Abstract
Background Cognitive dysfunction and high-order psychopathologic dimensions are two main classes of transdiagnostic factors related to psychiatric disorders. They may link to common or distinct core brain networks underlying developmental risk of psychiatric disorders.
Method The current study is a longitudinal investigation with 11,875 youths aged 9-to 10-years-old at study onset, from the Adolescent Brain Cognitive Development study. A machine-learning approach based on canonical correlation analysis was used to identify latent dimensional associations of the resting-state functional connectome with multi-domain behavioral assessments of cognitive functions and psychopathological problems.
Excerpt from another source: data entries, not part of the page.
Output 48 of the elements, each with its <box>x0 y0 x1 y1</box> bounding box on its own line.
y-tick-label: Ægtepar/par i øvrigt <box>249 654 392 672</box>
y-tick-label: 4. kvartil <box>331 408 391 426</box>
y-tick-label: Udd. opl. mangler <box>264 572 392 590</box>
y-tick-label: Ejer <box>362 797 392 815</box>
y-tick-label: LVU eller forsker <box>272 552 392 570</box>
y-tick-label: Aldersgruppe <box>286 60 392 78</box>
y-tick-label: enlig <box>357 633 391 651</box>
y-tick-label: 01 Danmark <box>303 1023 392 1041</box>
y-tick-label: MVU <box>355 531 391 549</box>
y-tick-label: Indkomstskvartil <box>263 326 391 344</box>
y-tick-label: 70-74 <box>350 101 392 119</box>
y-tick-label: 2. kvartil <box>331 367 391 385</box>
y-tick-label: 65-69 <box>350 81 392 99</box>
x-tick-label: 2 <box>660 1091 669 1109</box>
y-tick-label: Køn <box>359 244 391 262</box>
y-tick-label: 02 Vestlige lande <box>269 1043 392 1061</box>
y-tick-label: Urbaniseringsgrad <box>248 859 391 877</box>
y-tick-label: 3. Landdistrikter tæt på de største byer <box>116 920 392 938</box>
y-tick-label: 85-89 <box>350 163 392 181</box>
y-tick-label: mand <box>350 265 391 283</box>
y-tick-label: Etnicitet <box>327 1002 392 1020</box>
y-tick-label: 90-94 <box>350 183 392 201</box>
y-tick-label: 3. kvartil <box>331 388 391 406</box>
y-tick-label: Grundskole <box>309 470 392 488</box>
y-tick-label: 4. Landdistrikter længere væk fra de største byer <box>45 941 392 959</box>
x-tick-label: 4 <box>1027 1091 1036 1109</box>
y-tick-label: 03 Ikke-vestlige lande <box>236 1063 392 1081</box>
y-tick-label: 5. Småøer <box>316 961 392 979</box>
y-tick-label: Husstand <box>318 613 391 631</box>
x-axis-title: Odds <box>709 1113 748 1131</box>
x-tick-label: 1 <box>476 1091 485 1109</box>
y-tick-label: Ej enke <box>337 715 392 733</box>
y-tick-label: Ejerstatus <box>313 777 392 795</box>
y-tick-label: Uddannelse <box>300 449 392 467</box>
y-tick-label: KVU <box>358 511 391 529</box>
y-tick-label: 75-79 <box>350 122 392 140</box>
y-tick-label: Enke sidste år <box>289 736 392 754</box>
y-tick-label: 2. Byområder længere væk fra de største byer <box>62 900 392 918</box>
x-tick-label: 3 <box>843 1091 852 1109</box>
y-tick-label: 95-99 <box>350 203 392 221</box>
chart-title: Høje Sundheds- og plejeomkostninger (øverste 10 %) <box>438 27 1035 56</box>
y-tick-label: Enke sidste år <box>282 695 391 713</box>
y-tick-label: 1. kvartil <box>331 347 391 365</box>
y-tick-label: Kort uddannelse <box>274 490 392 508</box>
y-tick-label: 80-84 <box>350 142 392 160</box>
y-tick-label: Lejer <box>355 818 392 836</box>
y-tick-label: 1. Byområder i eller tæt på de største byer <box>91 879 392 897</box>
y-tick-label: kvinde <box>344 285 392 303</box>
For the latent rsFC factor showing a robust behavioral association, its ability to predict psychiatric disorders was assessed using two-year follow-up data and its genetic association was evaluated using twin data from the same cohort.
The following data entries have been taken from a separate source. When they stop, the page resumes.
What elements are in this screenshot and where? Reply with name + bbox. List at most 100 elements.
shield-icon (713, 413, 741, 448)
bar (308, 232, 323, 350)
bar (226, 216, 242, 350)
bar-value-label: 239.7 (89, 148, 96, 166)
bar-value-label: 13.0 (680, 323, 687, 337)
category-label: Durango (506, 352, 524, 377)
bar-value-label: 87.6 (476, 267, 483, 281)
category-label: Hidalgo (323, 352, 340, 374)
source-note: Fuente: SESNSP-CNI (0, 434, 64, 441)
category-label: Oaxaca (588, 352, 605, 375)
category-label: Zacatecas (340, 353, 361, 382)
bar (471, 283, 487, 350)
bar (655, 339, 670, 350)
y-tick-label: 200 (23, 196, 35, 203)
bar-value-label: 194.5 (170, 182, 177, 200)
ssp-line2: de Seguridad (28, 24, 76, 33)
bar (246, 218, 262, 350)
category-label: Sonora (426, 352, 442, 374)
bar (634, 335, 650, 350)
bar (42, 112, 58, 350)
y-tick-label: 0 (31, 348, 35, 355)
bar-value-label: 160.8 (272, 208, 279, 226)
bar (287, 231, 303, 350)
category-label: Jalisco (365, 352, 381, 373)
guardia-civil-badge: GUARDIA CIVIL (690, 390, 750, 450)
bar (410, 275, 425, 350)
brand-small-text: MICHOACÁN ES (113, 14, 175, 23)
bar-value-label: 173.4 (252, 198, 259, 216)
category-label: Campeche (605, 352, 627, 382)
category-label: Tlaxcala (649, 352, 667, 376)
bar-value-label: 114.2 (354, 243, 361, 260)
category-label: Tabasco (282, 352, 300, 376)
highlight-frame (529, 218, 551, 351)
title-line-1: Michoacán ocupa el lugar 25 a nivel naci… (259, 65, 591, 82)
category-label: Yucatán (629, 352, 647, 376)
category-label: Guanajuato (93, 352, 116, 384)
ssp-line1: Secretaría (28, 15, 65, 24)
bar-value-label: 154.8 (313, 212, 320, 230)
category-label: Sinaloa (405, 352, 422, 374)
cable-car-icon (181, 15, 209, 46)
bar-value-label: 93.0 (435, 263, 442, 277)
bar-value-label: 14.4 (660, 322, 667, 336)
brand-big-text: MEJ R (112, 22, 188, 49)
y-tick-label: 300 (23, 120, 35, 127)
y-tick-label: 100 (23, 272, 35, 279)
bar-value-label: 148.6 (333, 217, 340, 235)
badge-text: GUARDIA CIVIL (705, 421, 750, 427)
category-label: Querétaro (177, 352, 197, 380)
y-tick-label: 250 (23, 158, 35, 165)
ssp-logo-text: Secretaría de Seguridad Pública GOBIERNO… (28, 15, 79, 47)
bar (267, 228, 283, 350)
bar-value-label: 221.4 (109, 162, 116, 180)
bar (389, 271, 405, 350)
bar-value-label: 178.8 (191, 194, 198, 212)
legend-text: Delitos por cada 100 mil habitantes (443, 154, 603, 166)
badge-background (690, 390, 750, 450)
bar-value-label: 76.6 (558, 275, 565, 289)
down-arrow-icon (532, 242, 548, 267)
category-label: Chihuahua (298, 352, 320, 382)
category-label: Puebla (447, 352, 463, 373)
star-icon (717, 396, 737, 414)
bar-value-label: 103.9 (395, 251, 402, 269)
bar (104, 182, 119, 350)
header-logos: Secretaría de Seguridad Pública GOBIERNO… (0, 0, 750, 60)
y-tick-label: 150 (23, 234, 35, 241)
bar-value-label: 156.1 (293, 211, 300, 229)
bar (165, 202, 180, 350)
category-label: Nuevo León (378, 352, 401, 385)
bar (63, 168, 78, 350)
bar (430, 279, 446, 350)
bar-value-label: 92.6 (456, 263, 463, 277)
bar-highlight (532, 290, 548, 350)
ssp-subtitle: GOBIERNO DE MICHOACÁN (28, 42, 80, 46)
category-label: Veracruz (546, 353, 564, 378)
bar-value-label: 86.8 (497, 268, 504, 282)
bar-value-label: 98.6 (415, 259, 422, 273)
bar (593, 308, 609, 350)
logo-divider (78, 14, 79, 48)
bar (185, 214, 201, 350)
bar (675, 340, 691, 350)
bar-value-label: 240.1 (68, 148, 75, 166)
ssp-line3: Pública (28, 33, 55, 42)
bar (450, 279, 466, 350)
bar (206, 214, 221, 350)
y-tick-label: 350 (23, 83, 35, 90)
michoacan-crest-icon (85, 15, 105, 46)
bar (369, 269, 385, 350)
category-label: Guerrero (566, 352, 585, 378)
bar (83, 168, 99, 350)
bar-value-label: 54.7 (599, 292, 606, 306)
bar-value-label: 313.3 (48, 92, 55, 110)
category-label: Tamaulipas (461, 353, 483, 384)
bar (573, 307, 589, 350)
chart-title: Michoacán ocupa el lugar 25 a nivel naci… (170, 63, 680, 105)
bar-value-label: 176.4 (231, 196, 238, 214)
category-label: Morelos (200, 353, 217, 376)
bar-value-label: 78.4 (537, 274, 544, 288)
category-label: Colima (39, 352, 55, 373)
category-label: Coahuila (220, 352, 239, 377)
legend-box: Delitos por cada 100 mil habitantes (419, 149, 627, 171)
Result A latent functional connectome pattern was identified that showed a strong and generalizable association with the multi-domain behavioral assessments (5-fold cross validation: ρ = 0.68~0.73, for the training set (N = 5096); ρ = 0.56 ~ 0.58, for the test set (N = 1476)). This functional connectome pattern was highly heritable (h2 = 74.42%, 95% CI: 56.76%-85.42%), exhibited a dose-response relationship with cumulative number of psychiatric disorders assessed concurrently and 2-years post-MRI-scan, and predicted the transition of diagnosis across disorders over the 2-year follow-up period.
Conclusion These findings provide preliminary evidence for a transdiagnostic connectome-based measure that underlies individual differences in developing psychiatric disorders in early adolescence.
Competing Interest Statement
The authors have declared no competing interest.
Footnotes
Competing Interest Statement: The authors declare that they have no known competing financial interests or personal relationships that could have appeared to influence the work reported in this paper.
results of the longitudinal analysis are updated in this version.